I currently use Honeybook as my platform for contracts and estimates, but before that I used a good old fashioned Excel template.  I typically don’t take on work that is only addressing envelopes anymore unless it’s for one of my own stationery clients, so most of my contracts have the inclusions on the example attached (although this pricing is a tad old, I raised it just a smidge as of the first of 2016).  When I would work with a client for just calligraphy, the first portion of the contract would obviously be shorter.  For just calligraphy, I include the following details on the first page:

 

Calligraphy style (including anything unusual like if it was diagonal), ink color, envelope color, quantity and price.

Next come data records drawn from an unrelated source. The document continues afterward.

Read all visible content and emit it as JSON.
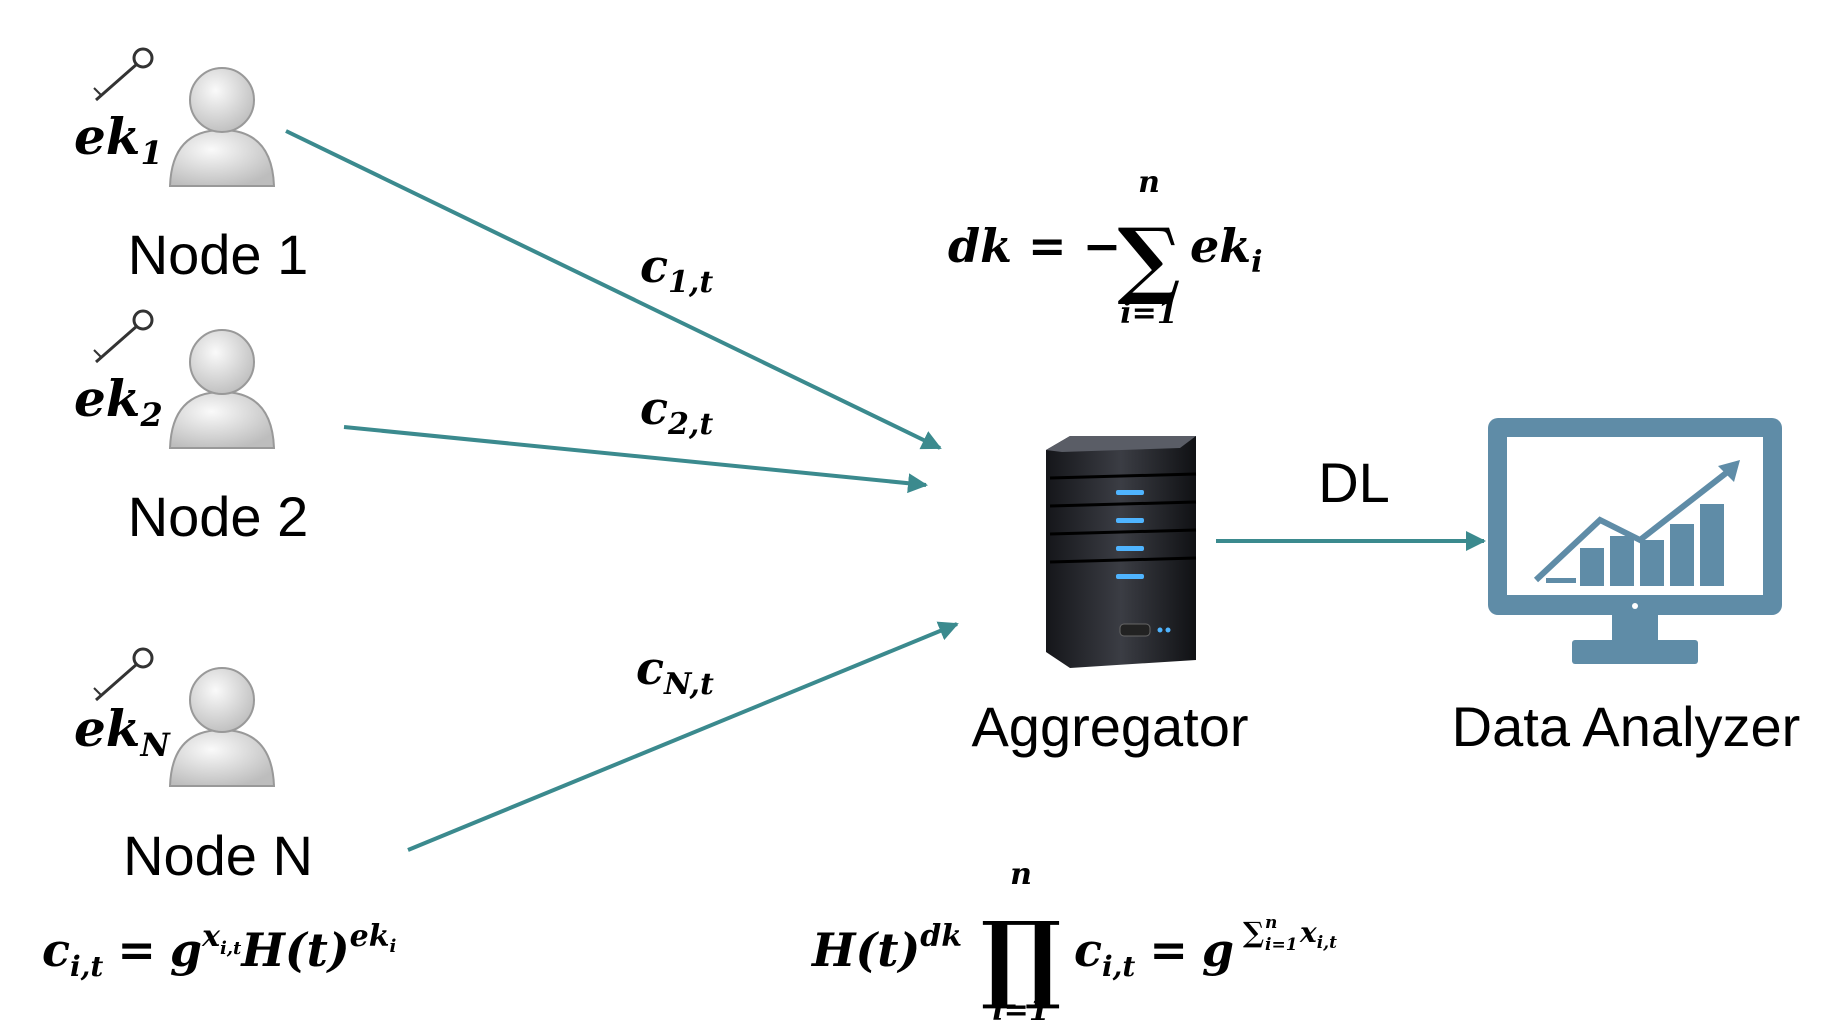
{
  "nodes": [
    {
      "label": "Node 1",
      "key": {
        "base": "ek",
        "sub": "1"
      },
      "edge_label": {
        "base": "c",
        "sub": "1,t"
      }
    },
    {
      "label": "Node 2",
      "key": {
        "base": "ek",
        "sub": "2"
      },
      "edge_label": {
        "base": "c",
        "sub": "2,t"
      }
    },
    {
      "label": "Node N",
      "key": {
        "base": "ek",
        "sub": "N"
      },
      "edge_label": {
        "base": "c",
        "sub": "N,t"
      }
    }
  ],
  "aggregator": {
    "label": "Aggregator"
  },
  "data_analyzer": {
    "label": "Data Analyzer"
  },
  "link_label": "DL",
  "formulas": {
    "decryption_key": {
      "lhs": "dk",
      "rel": "=",
      "sign": "−",
      "operator": "∑",
      "upper": "n",
      "lower": "i=1",
      "term": "ek",
      "term_sub": "i"
    },
    "ciphertext": {
      "lhs": "c",
      "lhs_sub": "i,t",
      "rel": "=",
      "base1": "g",
      "exp1": "x",
      "exp1_sub": "i,t",
      "base2": "H(t)",
      "exp2": "ek",
      "exp2_sub": "i"
    },
    "aggregate": {
      "base": "H(t)",
      "exp": "dk",
      "operator": "∏",
      "upper": "n",
      "lower": "i=1",
      "term": "c",
      "term_sub": "i,t",
      "rel": "=",
      "rhs_base": "g",
      "rhs_exp_operator": "∑",
      "rhs_exp_upper": "n",
      "rhs_exp_lower": "i=1",
      "rhs_exp_term": "x",
      "rhs_exp_term_sub": "i,t"
    }
  }
}
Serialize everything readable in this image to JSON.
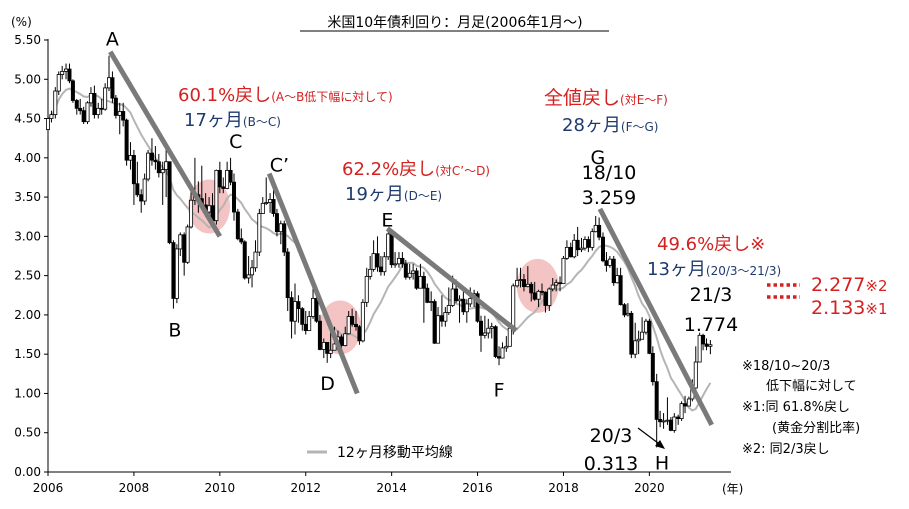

I also obviously include the clients name, email, phone number, wedding date and fiancé’s name (I took them off this one for the clients privacy).

 

The reason I started including the envelope color in the details was that I would have several boxes of envelopes in my office at any given time, and it helped me remember which set was for which client ;)

 

For calligraphy only clients, I also used a slightly different contract template that didn’t include all the stationery jargon in the small print section.   You can see the calligraphy only small print section at the bottom of the attached example.  For calligraphy only, I would also include the address example page as well as the credit card auth form.  

 

More recently, for my invitation clients, I started including the questionnaire in the contract.  I used to send it separately, but I found it was easier to get it filled out and back from the client if I included it on the contract.

 

When I first started, my contract was pretty short and included things like the turn around time, please pay a deposit and a final payment…the basic stuff.  Everything I now include in my contract is because something somewhere along the line happened with a client and I made sure to include it in the contract the next time around so it didn’t happen again (like a client complaining that the capital M’s were slightly different envelope to envelope, or that she didn’t like the way short addresses looked on the envelope, or blaming me because an envelope didn’t arrive at its destination).  I have definitely have a few bad experiences with clients through the years, but I have found being extremely transparent and very professional helps a TON.  I'm not saying my contract is foolproof, but it’s a good start.  I'm sure there are more things I could stick in there, but this is what mine looked like at the end of 2015. (just to note: I copied and pasted from a few different places to give you an large example, if there’s typos, don’t worry about it since I don’t use this contract anymore!)